What does the draft LIA look like?
The IAF explains that the draft LIA is structured to take account of the UK Information Commissioner's Office three-part test for legitimate interest (the purpose, necessity and balancing test), the decision by the Court of Justice of the European Union (CJEU) in the recent Dutch tennis association case, as well as EDPB guidance and draft guidance from the French data protection authority, the Commission Nationale de l’Informatique et des Libertés (CNIL). But it also includes requirements from Colorado and California around use of AI, plus certain AI governance controls.

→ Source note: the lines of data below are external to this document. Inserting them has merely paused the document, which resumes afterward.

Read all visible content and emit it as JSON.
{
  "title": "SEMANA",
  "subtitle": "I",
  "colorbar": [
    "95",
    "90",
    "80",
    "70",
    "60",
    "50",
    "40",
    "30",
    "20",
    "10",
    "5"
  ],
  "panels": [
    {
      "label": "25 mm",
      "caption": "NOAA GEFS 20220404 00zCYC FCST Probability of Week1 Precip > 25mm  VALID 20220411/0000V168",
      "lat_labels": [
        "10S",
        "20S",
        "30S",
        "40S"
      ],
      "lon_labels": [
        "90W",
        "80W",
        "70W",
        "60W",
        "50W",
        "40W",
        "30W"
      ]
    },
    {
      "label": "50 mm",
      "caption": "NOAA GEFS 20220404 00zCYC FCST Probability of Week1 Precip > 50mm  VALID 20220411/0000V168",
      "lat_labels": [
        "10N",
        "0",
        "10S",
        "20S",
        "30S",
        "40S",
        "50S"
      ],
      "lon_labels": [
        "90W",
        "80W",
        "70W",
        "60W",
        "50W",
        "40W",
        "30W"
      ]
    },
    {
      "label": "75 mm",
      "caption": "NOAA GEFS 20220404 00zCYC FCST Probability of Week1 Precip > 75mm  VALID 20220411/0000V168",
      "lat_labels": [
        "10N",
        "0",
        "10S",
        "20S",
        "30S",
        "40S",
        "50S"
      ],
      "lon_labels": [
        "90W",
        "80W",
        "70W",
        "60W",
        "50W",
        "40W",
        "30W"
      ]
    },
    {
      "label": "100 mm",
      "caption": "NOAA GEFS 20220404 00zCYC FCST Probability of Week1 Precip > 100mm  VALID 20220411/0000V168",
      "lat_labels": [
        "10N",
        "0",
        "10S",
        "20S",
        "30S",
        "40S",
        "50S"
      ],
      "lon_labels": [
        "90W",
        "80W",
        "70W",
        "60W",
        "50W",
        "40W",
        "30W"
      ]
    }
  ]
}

The IAF's approach specifically seeks to broaden the discussion around interests and rights, so that the focus in an LIA is not just on data protection rights and autonomy, but also on broader societal rights which can be affected by the rise of AI. It also indicates how information security management processes can be used to assist, but not replace in full, the balancing section of the draft LIA to weigh stakeholders' interests, benefits, risk and mitigations.

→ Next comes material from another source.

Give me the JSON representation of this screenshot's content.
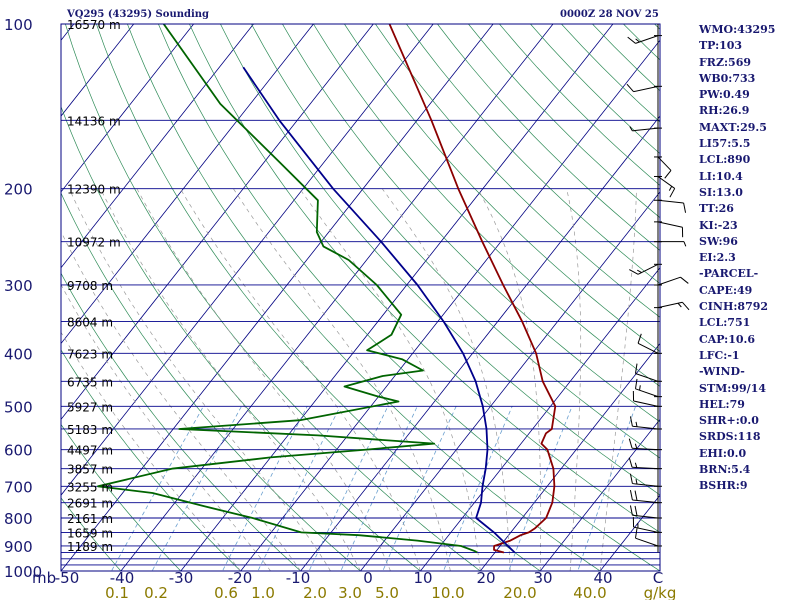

The draft LIA operates as an example of what can be provided (where completed) by a business to a regulator where that business needs to demonstrate why it can rely on legitimate interest as a lawful basis for use of personal data in the context of its use of AI. It considers the range of interests under EU and UN legal instruments and provides a process to weigh the risks/harms and effectiveness of mitigations.
The sections of the draft LIA itself follow the general outline of a traditional LIA but provide significant further considerations which will be useful for a business as it documents why its use of personal data for AI purposes is a legitimate interest. For instance, the draft LIA flags that the 'necessity' element of the LIA assessment will need to be reassessed at key stages of the AI development data processing lifecycle since elements may change as the development lifecycle advances. Furthermore, the draft LIA includes new sections dealing with identifying the nature of the AI systems and automated decision making so that the business documents this aspect in detail in the LIA, as well as setting out its AI governance measures eg fairness, traceability, model training, model testing and equal treatment. The draft LIA also sets out examples of stakeholders and benefits and risks to consider as well as safeguards to mitigate risk (in Appendix II), plus links to examples of multi-dimensional/stakeholder balancing output tools that businesses can use to help them manage risk.
How helpful is the IAF draft LIA?
The IAF draft LIA provides a comprehensive and global framework for businesses to set out their LIA when using personal data in an AI context. Since it was developed with regulator and business input, it should be both a practical solution for businesses and a welcome approach when provided to regulators. Use of AI is only likely to come under greater scrutiny from data protection authorities in future months. A business that wishes to rely on legitimate interest would do well to consider the IAF draft LIA as a basis for setting out its arguments justifying legitimate interest as the appropriate GDPR lawful basis for its processing activities.